Abstract Emodin (ED), one prominent variant of naturally occurring anthraquinones traditionally used in Chinese medicine, exhibits a wide spectrum of pharmacological properties. However, the poor aqueous solubility of ED limits its significant usage in practical applications. β-cyclodextrin (βCD) and its derivatives have been extensively utilized to enhance the water solubility and stability of lipophilic guest molecules by acting as a molecular shield through host-guest encapsulation. In this work, the structural dynamics details of inclusion complexation of ED with βCD and its two derivatives: 2-hydroxypropyl-β-cyclodextrin (HPβCD) and sulfobutylether-β-cyclodextrin (SBEβCD), were studied using all-atom molecular dynamics (MD) simulations and molecular mechanics/generalized Born surface area (MM/GBSA)-based binding free energy (ΔGbind) calculations. The 500-ns MD simulations revealed that ED is able to form inclusion complexes with βCDs in two possible orientations: resorcinol ring insertion (R-form) and m-cresol ring insertion (C-form) mainly driven by van der Waals interaction.

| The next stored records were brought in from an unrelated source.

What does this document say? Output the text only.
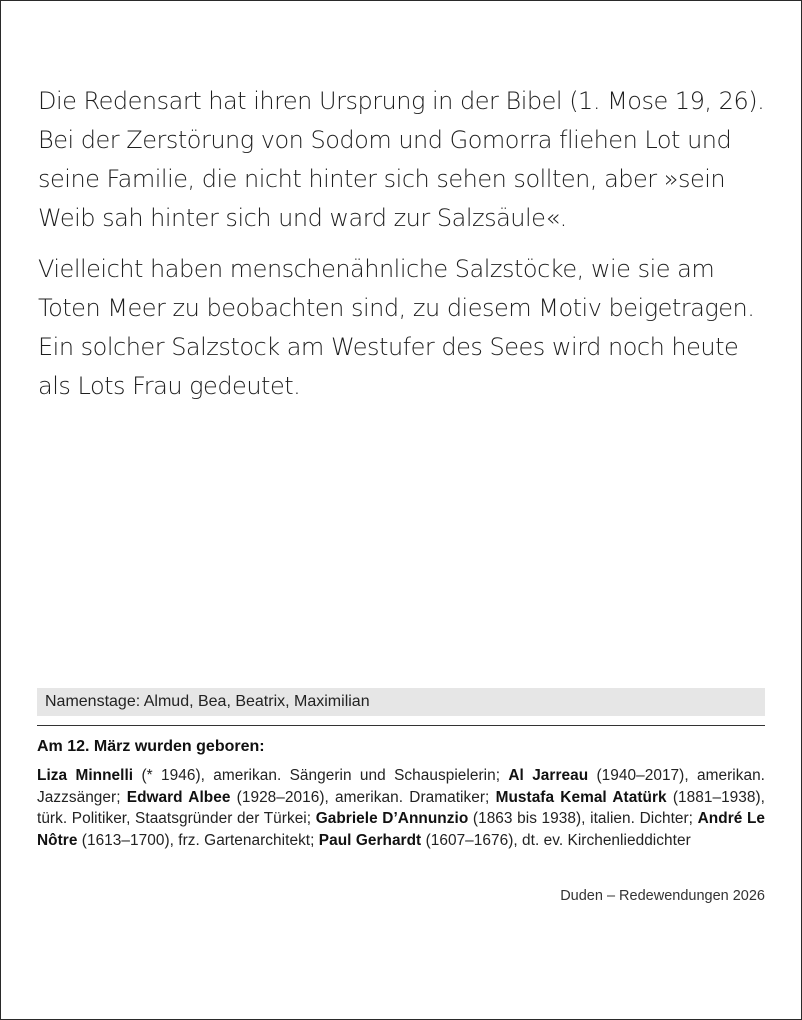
Die Redensart hat ihren Ursprung in der Bibel (1. Mose 19, 26). Bei der Zerstörung von Sodom und Gomorra fliehen Lot und seine Familie, die nicht hinter sich sehen sollten, aber »sein Weib sah hinter sich und ward zur Salzsäule«.

Vielleicht haben menschenähnliche Salzstöcke, wie sie am Toten Meer zu beobachten sind, zu diesem Motiv beigetragen. Ein solcher Salzstock am Westufer des Sees wird noch heute als Lots Frau gedeutet.

Namenstage: Almud, Bea, Beatrix, Maximilian
Am 12. März wurden geboren:
Liza Minnelli (* 1946), amerikan. Sängerin und Schauspielerin; Al Jarreau (1940–2017), amerikan. Jazzsänger; Edward Albee (1928–2016), amerikan. Dramatiker; Mustafa Kemal Atatürk (1881–1938), türk. Politiker, Staatsgründer der Türkei; Gabriele D’Annunzio (1863 bis 1938), italien. Dichter; André Le Nôtre (1613–1700), frz. Gartenarchitekt; Paul Gerhardt (1607–1676), dt. ev. Kirchenlieddichter
Duden – Redewendungen 2026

The ED/SBEβCD inclusion complex showed the highest number of atom contacts and the lowest solvent accessibility at the hydrophobic cavity, in line with the ΔGbind results ranked in the order of ED/SBEβCD (−6.18 ± 1.15 kcal/mol) > ED/HPβCD (−3.81 ± 0.65 kcal/mol) > ED/βCD (0.11 ± 0.51 kcal/mol). All findings suggested that βCD derivatives, especially SBEβCD, could be the appropriate host for ED in the potential development of ED into pharmaceutical applications.